I am filled with emotion and deep feelings. I lean back at that table of now somber men and remember the beginning of it all. I remember the hour I spoke, and the world came into being. The hour I walked in the cool of the evening with Adam. I was there in the beginning. I was there witnessing all the trails of tears of Israel. I had to come to be a part of my treasure. And now my hour had come.
I close my eyes to see Mary and Joseph. I remember well the time I told my mother, “My hour had yet not come.” Three years and it is now over. I am now at the time where it is to end. The end of my purpose. My purpose to walk, talk, understand, care, hope, be disappointed, to teach, be misunderstood, to be hailed, and to be criticized. It was time to give up and let go. My hour had come.
From that first hour, this world has made its path around the sun. It has been the home of my greatest treasure. Yet it has been corrupted by war and famine and disease. My greatest treasure has darkened the surface with suffering, pain, and hate. They have wallowed in despair, never understanding the true nature of the purpose.
This despair and pain were unavoidable.
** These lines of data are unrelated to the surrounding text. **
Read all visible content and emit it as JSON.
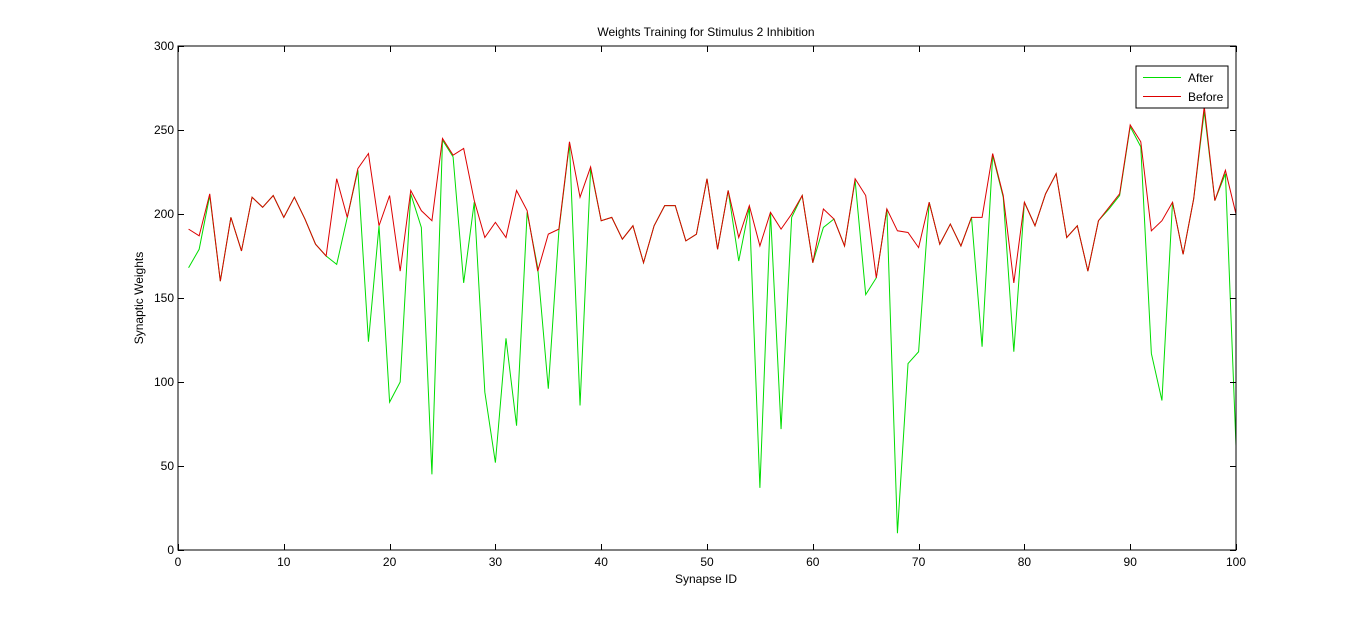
{
  "chart_data": {
    "type": "line",
    "title": "Weights Training for Stimulus 2 Inhibition",
    "xlabel": "Synapse ID",
    "ylabel": "Synaptic Weights",
    "xlim": [
      0,
      100
    ],
    "ylim": [
      0,
      300
    ],
    "xticks": [
      0,
      10,
      20,
      30,
      40,
      50,
      60,
      70,
      80,
      90,
      100
    ],
    "yticks": [
      0,
      50,
      100,
      150,
      200,
      250,
      300
    ],
    "grid": false,
    "legend_position": "top-right",
    "x": [
      1,
      2,
      3,
      4,
      5,
      6,
      7,
      8,
      9,
      10,
      11,
      12,
      13,
      14,
      15,
      16,
      17,
      18,
      19,
      20,
      21,
      22,
      23,
      24,
      25,
      26,
      27,
      28,
      29,
      30,
      31,
      32,
      33,
      34,
      35,
      36,
      37,
      38,
      39,
      40,
      41,
      42,
      43,
      44,
      45,
      46,
      47,
      48,
      49,
      50,
      51,
      52,
      53,
      54,
      55,
      56,
      57,
      58,
      59,
      60,
      61,
      62,
      63,
      64,
      65,
      66,
      67,
      68,
      69,
      70,
      71,
      72,
      73,
      74,
      75,
      76,
      77,
      78,
      79,
      80,
      81,
      82,
      83,
      84,
      85,
      86,
      87,
      88,
      89,
      90,
      91,
      92,
      93,
      94,
      95,
      96,
      97,
      98,
      99,
      100
    ],
    "series": [
      {
        "name": "After",
        "color": "#00dd00",
        "values": [
          168,
          179,
          211,
          160,
          198,
          178,
          210,
          204,
          211,
          198,
          210,
          197,
          182,
          175,
          170,
          198,
          226,
          124,
          193,
          88,
          100,
          212,
          192,
          45,
          244,
          234,
          159,
          207,
          94,
          52,
          126,
          74,
          201,
          168,
          96,
          190,
          242,
          86,
          227,
          196,
          198,
          185,
          193,
          171,
          193,
          205,
          205,
          184,
          188,
          221,
          179,
          214,
          172,
          204,
          37,
          201,
          72,
          198,
          211,
          171,
          192,
          197,
          181,
          220,
          152,
          162,
          203,
          10,
          111,
          118,
          207,
          182,
          194,
          181,
          198,
          121,
          235,
          210,
          118,
          207,
          193,
          212,
          224,
          186,
          193,
          166,
          196,
          203,
          211,
          252,
          240,
          117,
          89,
          207,
          176,
          209,
          261,
          208,
          224,
          62
        ]
      },
      {
        "name": "Before",
        "color": "#dd0000",
        "values": [
          191,
          187,
          212,
          160,
          198,
          178,
          210,
          204,
          211,
          198,
          210,
          197,
          182,
          175,
          221,
          198,
          227,
          236,
          193,
          211,
          166,
          214,
          202,
          196,
          245,
          235,
          239,
          208,
          186,
          195,
          186,
          214,
          202,
          166,
          188,
          191,
          243,
          210,
          228,
          196,
          198,
          185,
          193,
          171,
          193,
          205,
          205,
          184,
          188,
          221,
          179,
          214,
          186,
          205,
          181,
          201,
          191,
          200,
          211,
          171,
          203,
          197,
          181,
          221,
          211,
          162,
          203,
          190,
          189,
          180,
          207,
          182,
          194,
          181,
          198,
          198,
          236,
          211,
          159,
          207,
          193,
          212,
          224,
          186,
          193,
          166,
          196,
          204,
          212,
          253,
          243,
          190,
          196,
          207,
          176,
          209,
          264,
          208,
          226,
          200
        ]
      }
    ]
  }
}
It came with my gift of freedom. That freedom became license. That license became the darkness. My greatest treasure became without worth. No money would ever buy the redemptive value of my treasure. I had to come and pay the price. My hour has come.
The darkness will be even more intense. Man will always be cruel. The poor will always be on the street corners asking for one more coin. There will droughts, famines, war, pestilence, hate, disease. Yet, in the middle of it all will now be a bright shining light. There will be a hope. There will be redemption offered. My hour has come
Someday a new hour will come, and I will plunge a fiery sword into the very innards of the earth. It will split like an overripe fruit. This world of pain will pass away. It will be swallowed up and obliterated. The mountains, seas, oceans, plains, deserts, forests will all pass away. Someday that hour will come. But as I listen to the hushed tones of my friends and realize I must teach some more. I still have work to do. I must give them my words of life. To help them understand the end is near. I must tell them, “My hour has come.”